Zicht is een van de meest waardevolle menselijke zintuigen. Hoewel het visuele systeem een relatief complex deel van de hersenen is, wordt het proces aangedreven door een bescheiden optisch element: het oog. Het vormt beelden op het netvlies, waar licht wordt geabsorbeerd door fotoreceptoren. Met hun hulp worden elektrische signalen naar de visuele cortex gestuurd voor verdere verwerking.
De belangrijkste elementen van het optische systeem van het oog: het hoornvlies en de lens. Ze nemen licht waar en projecteren het op het netvlies. Het is vermeldenswaard dat het apparaat van het oog veel eenvoudiger is dan dat van camera's met meerdere lenzen die in zijn gelijkenis zijn gemaakt. Ondanks dat slechts twee elementen de rol van lenzen in het oog spelen, doet dit geen afbreuk aan de perceptie van informatie.
Licht
De inherente aard van licht beïnvloedt ook enkele kenmerken van het optische systeem van het oog. Zo is het netvlies in het centrale deel het meest gevoelig voor de waarneming van het zichtbare spectrum, overeenkomend met het stralingsspectrum van de zon. Licht kan worden gezien als transversaalelektromagnetische golf. Zichtbare golflengten van ongeveer blauw (400 nm) tot rood (700 nm) vormen slechts een klein deel van het elektromagnetische spectrum.
Het is interessant om op te merken dat de aard van het lichtdeeltje (foton) onder bepaalde omstandigheden ook het gezichtsvermogen kan beïnvloeden. De absorptie van fotonen gebeurt in fotoreceptoren volgens de regels van een willekeurig proces. Met name de intensiteit van het licht dat elke fotoreceptor bereikt, bepa alt alleen de waarschijnlijkheid dat een foton wordt geabsorbeerd. Dit beperkt het vermogen om te zien bij lage helderheid en het oog aan te passen aan de duisternis.
Transparantie
In kunstmatige optische systemen worden transparante materialen gebruikt: glas of kunststof met een refractief fixeermiddel. Evenzo moet het menselijk oog grootschalige afbeeldingen met een hoge resolutie vormen met behulp van levend weefsel. Als het op het netvlies geprojecteerde beeld te wazig of wazig is, zal het visuele systeem niet goed werken. De reden hiervoor kunnen oog- en neuronale ziekten zijn.
Anatomie van het oog
Het menselijk oog kan worden omschreven als een met vloeistof gevulde quasi-bolvormige structuur. Het optische systeem van het oog bestaat uit drie weefsellagen:
- extern (sclera, hoornvlies);
- intern (netvlies, corpus ciliare, iris);
- intermediair (choroidea).
Bij volwassen mensen is het oog ongeveer een bol met een diameter van 24 mm en bestaat het uit veel cellulaire en niet-cellulaire componenten die zijn afgeleid van de ectodermale en mesodermale kiembaanbronnen.

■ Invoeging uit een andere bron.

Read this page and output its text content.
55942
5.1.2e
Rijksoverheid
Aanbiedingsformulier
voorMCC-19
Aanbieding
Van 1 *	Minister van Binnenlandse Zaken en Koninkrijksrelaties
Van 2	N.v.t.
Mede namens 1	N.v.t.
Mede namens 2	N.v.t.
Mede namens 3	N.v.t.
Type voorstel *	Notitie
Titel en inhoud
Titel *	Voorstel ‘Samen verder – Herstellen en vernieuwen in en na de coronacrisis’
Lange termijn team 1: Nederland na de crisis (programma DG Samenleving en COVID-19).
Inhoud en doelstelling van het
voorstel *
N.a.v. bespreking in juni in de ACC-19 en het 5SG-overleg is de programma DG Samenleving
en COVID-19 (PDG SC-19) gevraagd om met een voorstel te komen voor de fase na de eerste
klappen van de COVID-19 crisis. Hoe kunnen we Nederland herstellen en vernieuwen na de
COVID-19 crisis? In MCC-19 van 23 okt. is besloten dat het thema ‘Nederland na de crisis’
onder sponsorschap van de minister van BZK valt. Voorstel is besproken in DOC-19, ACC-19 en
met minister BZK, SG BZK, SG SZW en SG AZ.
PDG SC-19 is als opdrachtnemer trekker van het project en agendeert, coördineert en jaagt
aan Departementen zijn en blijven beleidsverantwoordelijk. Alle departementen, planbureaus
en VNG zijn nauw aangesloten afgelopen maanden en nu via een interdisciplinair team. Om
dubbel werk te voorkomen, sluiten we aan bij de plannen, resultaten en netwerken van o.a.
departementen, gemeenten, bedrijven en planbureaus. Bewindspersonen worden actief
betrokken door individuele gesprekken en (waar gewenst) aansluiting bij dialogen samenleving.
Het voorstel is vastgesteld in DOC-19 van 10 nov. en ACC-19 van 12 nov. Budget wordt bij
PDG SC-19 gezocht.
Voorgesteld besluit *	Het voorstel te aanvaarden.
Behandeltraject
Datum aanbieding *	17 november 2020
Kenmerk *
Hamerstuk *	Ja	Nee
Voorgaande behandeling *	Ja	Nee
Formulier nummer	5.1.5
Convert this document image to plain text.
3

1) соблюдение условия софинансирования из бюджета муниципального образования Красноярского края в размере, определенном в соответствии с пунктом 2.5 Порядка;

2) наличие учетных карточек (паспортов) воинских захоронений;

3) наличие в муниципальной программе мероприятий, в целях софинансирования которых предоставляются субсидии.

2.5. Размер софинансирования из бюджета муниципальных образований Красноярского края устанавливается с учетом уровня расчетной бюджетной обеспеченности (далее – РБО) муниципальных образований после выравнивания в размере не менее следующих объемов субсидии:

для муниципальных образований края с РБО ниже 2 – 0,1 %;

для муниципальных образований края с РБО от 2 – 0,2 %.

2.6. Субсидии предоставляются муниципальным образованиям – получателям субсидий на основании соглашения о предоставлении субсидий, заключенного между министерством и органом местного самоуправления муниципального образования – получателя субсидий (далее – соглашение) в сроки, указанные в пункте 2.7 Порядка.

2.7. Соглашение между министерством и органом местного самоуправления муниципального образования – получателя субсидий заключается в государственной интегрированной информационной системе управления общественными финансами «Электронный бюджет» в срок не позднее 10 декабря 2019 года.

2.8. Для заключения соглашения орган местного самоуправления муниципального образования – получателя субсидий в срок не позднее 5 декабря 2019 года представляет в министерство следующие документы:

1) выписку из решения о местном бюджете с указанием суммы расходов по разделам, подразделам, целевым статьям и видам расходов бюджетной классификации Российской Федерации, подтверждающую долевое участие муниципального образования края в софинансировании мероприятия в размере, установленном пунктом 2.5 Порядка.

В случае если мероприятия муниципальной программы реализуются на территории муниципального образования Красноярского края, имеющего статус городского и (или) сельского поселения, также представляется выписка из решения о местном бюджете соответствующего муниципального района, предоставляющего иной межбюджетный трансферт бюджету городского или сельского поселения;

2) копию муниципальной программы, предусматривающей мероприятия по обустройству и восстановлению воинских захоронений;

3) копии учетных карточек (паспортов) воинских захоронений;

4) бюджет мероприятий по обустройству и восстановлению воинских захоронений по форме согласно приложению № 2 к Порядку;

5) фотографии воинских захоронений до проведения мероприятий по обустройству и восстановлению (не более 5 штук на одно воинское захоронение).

De buitenkant van het oog is bedekt met een resistent en flexibel weefsel dat de sclera wordt genoemd, behalve de voorkant waar het transparante hoornvlies licht doorlaat in de pupil. Twee andere lagen onder de sclera: choroidea om voedingsstoffen te leveren en netvlies waar licht wordt geabsorbeerd door fotoreceptoren na beeldvorming.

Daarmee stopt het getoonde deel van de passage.